Roco is Member of the European Academy of Sciences and Arts, Member of the Swiss Academy of Engineering Sciences, and Honorary Member of the Romanian Academy. He is Fellow of the American Society of Mechanical Engineers, Fellow of the Institute of Physics, Fellow of the American Institute of Chemical Engineers, and Fellow of the International Association of Advanced Materials. Roco served as associate editor for Journal of Fluids Engineering and for journal of Measurement Science and Technology.

==Awards==
Forbes magazine recognized him in 2003 as the first among "Nanotechnology’s Power Brokers" and Scientific American named him one of 2004's top 50 Technology Leaders. He was declared "Engineer of the Year" in 1999 and 2004 by NSF and the U.S. National Society of Professional Engineers. Dr. Roco was Swiss Academy Annual Lecturer, "J. Robert Oppenheimer" LANL Lecturer, Smithsonian Institution Lecturer, UNESCO World Forum Lecturer, and The Brookings Institution Lecturer.

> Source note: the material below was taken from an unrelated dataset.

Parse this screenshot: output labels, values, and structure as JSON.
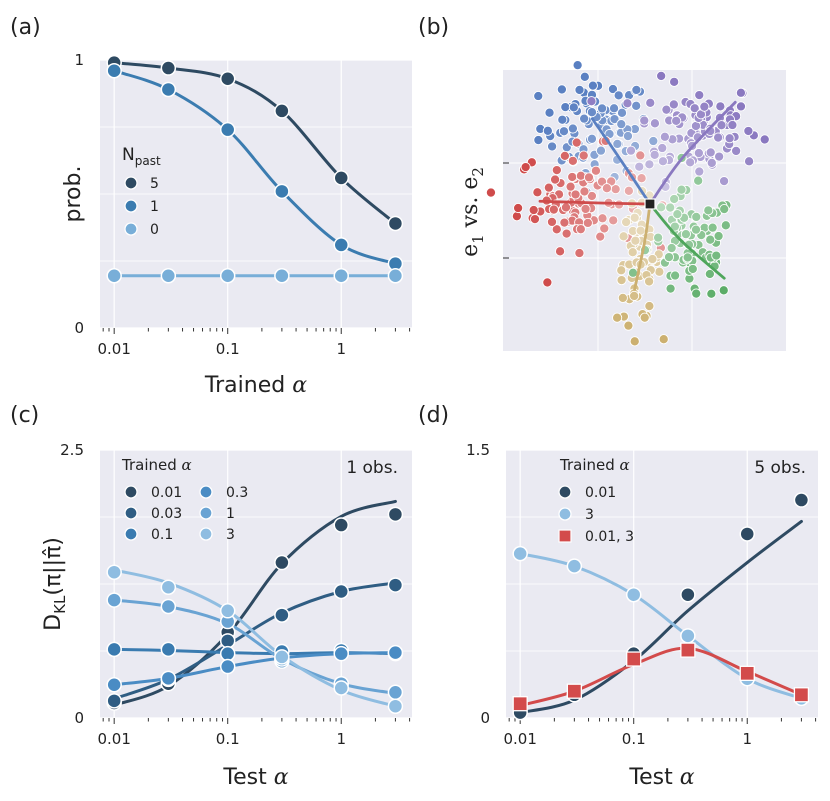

Dr. Roco is the 2005 recipient of the AIChE Forum Award "for leadership and service to the national science and engineering community through initiating and bringing to fruition the National Nanotechnology Initiative". He was named in 2016 “Eminent ASME FED engineer”. He was honored as recipient of the "Carl Duisberg Award" in Germany for computer simulations, "Burgers Award" in Netherlands for multiphase processes, "Semiconductor Research Association Award for Nanoelectronics", and "Outstanding Service and Vision for Sustainable Nanotechnology" award of the Sustainable Nanotechnology Organization. He received the National Materials Advancement Award from the U.S. Federation of Materials Societies in 2007 for NNI leadership and “as the individual most responsible for support and investment in nanotechnology by government, industry, and academia worldwide”. In 2011 he received the ChinaNANO Award from the Chinese Academy of Science. Dr. Roco received the inaugural award of the International Union of Materials Research Societies "Global Leadership and Service Award" in 2015 at the EU Parliament for "vision and dedicated leadership ...that has made major impact to all citizens around the world."